According to newly available information about the flight, the crew will conduct several medical experiments while orbiting Earth. These include monitoring of ECG (electrocardiograph) activity, movement, a sleep study, heart rate and rhythm, blood oxygen saturation, cabin noise, and light intensity. Tests will include producing samples that will be used for analysis of the crew’s genetics and microbiome, as well as scans of their organs using an ultrasound device that is currently being tested by the crew on the International Space Station. The tests could improve future missions by providing data needed to assess changes in behavioral and cognitive performance over time.
The research is being organized in collaboration with Weill Cornell Medicine, which will store samples and data using a Biobank, which is capable of cryogenically freezing samples. According to SpaceX, the research could have practical applications on Earth along with being useful for planning during future space flights.

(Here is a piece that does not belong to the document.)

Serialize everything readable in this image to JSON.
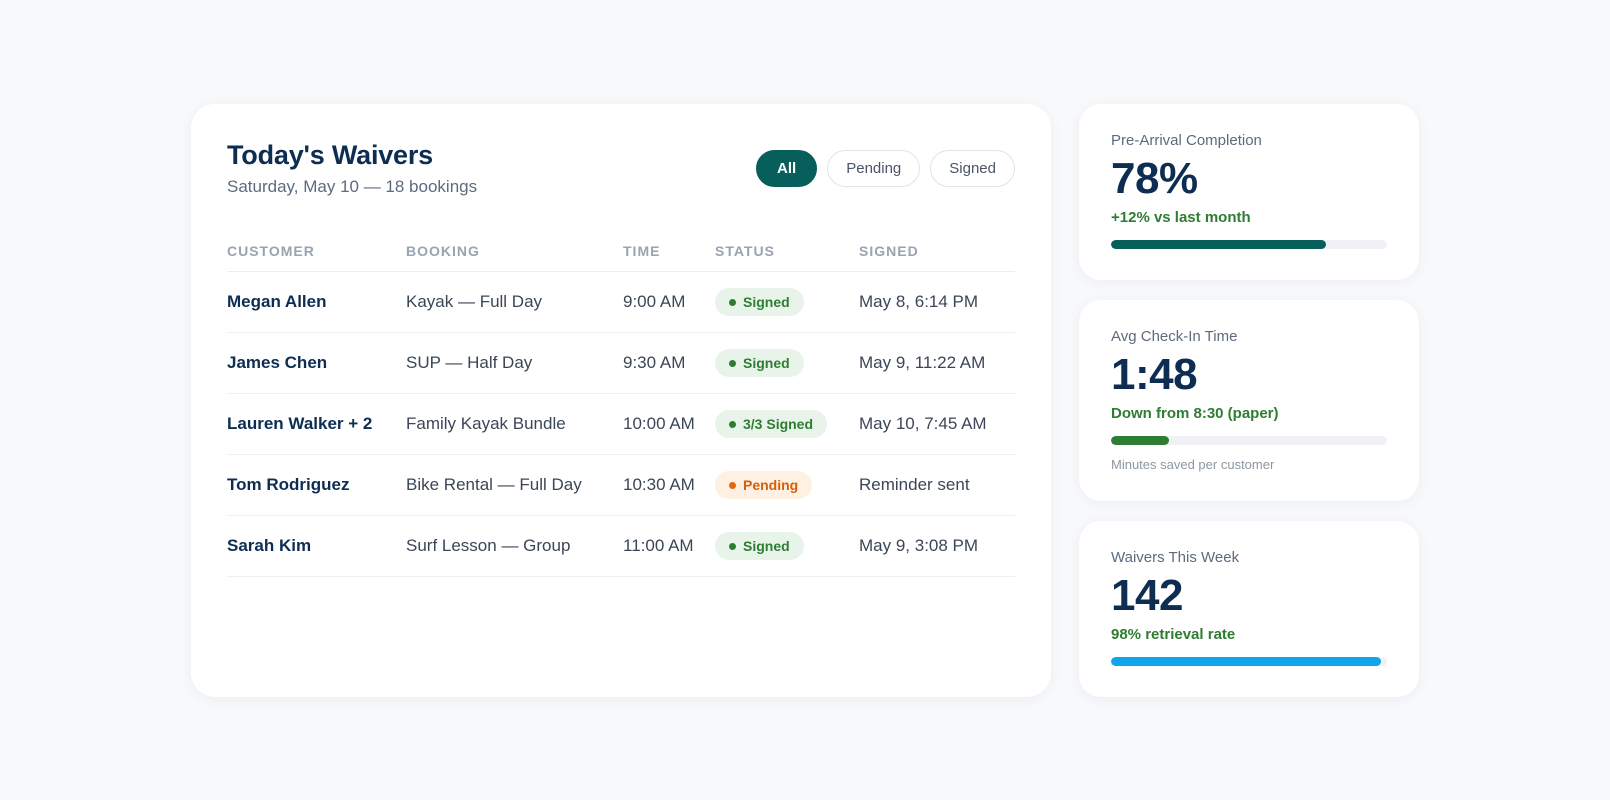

Meanwhile, the crew has been through months of training, including procedures for a possible medical emergency. Isaacman said of it:
“There’s north of 60 procedures that range from normal contingency to emergency. In a multi-day mission there is a lot of time for a lot of things to go wrong.”

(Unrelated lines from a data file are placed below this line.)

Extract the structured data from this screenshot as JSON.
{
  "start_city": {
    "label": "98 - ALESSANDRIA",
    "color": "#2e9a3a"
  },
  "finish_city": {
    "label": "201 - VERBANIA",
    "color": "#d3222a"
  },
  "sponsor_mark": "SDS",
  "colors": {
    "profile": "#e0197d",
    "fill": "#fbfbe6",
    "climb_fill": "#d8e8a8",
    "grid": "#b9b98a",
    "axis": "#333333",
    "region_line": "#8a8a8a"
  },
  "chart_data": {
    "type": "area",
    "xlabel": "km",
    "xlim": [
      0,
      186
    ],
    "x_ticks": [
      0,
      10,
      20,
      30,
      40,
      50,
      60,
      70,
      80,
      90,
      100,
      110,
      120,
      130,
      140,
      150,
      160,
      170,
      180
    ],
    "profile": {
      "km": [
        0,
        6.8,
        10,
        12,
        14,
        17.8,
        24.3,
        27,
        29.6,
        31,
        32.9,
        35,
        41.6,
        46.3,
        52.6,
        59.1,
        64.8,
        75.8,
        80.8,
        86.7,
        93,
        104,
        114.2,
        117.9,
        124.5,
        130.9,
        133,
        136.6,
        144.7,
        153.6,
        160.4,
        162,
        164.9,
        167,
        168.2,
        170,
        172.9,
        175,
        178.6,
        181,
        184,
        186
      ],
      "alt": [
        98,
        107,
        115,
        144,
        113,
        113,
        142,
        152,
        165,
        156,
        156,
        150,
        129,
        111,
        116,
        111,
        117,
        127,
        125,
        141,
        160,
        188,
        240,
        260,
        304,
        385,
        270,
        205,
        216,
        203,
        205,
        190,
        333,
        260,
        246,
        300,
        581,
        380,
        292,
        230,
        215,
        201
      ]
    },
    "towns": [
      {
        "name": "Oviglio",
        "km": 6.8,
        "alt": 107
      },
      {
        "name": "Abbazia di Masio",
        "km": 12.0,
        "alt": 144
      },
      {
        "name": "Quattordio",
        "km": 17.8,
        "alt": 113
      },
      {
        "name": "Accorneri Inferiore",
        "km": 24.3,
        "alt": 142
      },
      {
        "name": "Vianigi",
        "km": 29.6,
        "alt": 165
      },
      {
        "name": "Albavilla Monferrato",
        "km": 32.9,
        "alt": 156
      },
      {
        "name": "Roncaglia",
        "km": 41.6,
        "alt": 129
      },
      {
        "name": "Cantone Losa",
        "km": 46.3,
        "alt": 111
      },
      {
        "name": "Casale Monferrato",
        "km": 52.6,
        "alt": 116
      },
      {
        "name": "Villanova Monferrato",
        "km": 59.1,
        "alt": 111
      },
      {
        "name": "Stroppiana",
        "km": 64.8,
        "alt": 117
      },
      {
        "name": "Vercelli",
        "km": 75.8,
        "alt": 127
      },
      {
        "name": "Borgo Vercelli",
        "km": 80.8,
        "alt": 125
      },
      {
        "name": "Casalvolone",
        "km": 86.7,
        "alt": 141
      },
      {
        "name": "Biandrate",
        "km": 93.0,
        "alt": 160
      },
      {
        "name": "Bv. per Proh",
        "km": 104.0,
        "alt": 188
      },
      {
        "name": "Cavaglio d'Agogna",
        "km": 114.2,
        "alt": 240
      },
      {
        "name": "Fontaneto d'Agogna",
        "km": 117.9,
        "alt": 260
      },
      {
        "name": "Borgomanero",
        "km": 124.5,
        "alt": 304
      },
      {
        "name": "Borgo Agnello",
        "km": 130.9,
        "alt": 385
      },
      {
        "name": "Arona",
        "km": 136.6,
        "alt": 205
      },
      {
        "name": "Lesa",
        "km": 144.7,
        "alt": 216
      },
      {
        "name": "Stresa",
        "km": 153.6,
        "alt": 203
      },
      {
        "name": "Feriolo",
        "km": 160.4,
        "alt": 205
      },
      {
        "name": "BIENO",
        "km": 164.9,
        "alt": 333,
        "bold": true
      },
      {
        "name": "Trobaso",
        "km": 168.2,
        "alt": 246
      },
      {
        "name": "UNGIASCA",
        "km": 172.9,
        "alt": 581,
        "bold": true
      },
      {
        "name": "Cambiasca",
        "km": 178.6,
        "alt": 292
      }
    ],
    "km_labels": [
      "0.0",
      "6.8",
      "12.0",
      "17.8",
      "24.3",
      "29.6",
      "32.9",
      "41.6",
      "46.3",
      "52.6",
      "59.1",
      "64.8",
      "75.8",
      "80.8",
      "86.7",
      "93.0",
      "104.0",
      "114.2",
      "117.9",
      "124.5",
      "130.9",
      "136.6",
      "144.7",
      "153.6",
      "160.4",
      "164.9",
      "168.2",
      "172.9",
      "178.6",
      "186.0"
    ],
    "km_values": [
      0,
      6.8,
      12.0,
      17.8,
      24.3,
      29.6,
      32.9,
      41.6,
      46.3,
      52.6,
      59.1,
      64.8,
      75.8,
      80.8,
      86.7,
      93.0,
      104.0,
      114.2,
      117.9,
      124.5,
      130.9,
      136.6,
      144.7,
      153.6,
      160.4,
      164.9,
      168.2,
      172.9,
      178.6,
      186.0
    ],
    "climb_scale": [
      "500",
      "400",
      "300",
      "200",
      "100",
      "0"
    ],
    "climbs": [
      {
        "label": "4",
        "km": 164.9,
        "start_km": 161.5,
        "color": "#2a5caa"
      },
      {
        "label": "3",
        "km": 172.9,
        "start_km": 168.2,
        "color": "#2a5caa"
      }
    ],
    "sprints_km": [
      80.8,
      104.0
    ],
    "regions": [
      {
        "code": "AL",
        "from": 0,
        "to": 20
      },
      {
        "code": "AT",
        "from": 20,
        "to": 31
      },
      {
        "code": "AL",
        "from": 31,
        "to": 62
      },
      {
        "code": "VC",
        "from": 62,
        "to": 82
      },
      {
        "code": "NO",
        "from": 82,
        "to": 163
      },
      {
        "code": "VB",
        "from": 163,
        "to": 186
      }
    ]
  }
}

Most things could be covered by the level of automation on a SpaceX Crew Dragon or through troubleshooting by a ground control team like the one at NASA’s Johnson Space Center in Houston. SpaceX operates a Launch Control Center at Cape Canaveral and a Mission Control Center in southern California. The crew have also trained for taking manual control of the spacecraft if something fails, though NASA astronauts who have previously flown on the Crew Dragon seem to consider it unlikely.
“There’s no plans to do any more manual flying, unless there’s a need for it from a systems failure kind of scenario,” says astronaut Doug Hurley, who flew on SpaceX’s Demo-2 mission, which was the final test flight for the Crew Dragon. NASA is now satisfied that the Crew Dragon is fully operational.
Netflix plans to produce a documentary on Inspiration4, which will be released in five parts in near-real time. Titled Countdown: Inspiration4 Mission to Space, the documentary is being produced by director Jason Hehir, who previously produced the documentary on basketball star Michael Jordan titled The Last Dance. Netflix is also producing the companion show A StoryBots Space Adventure.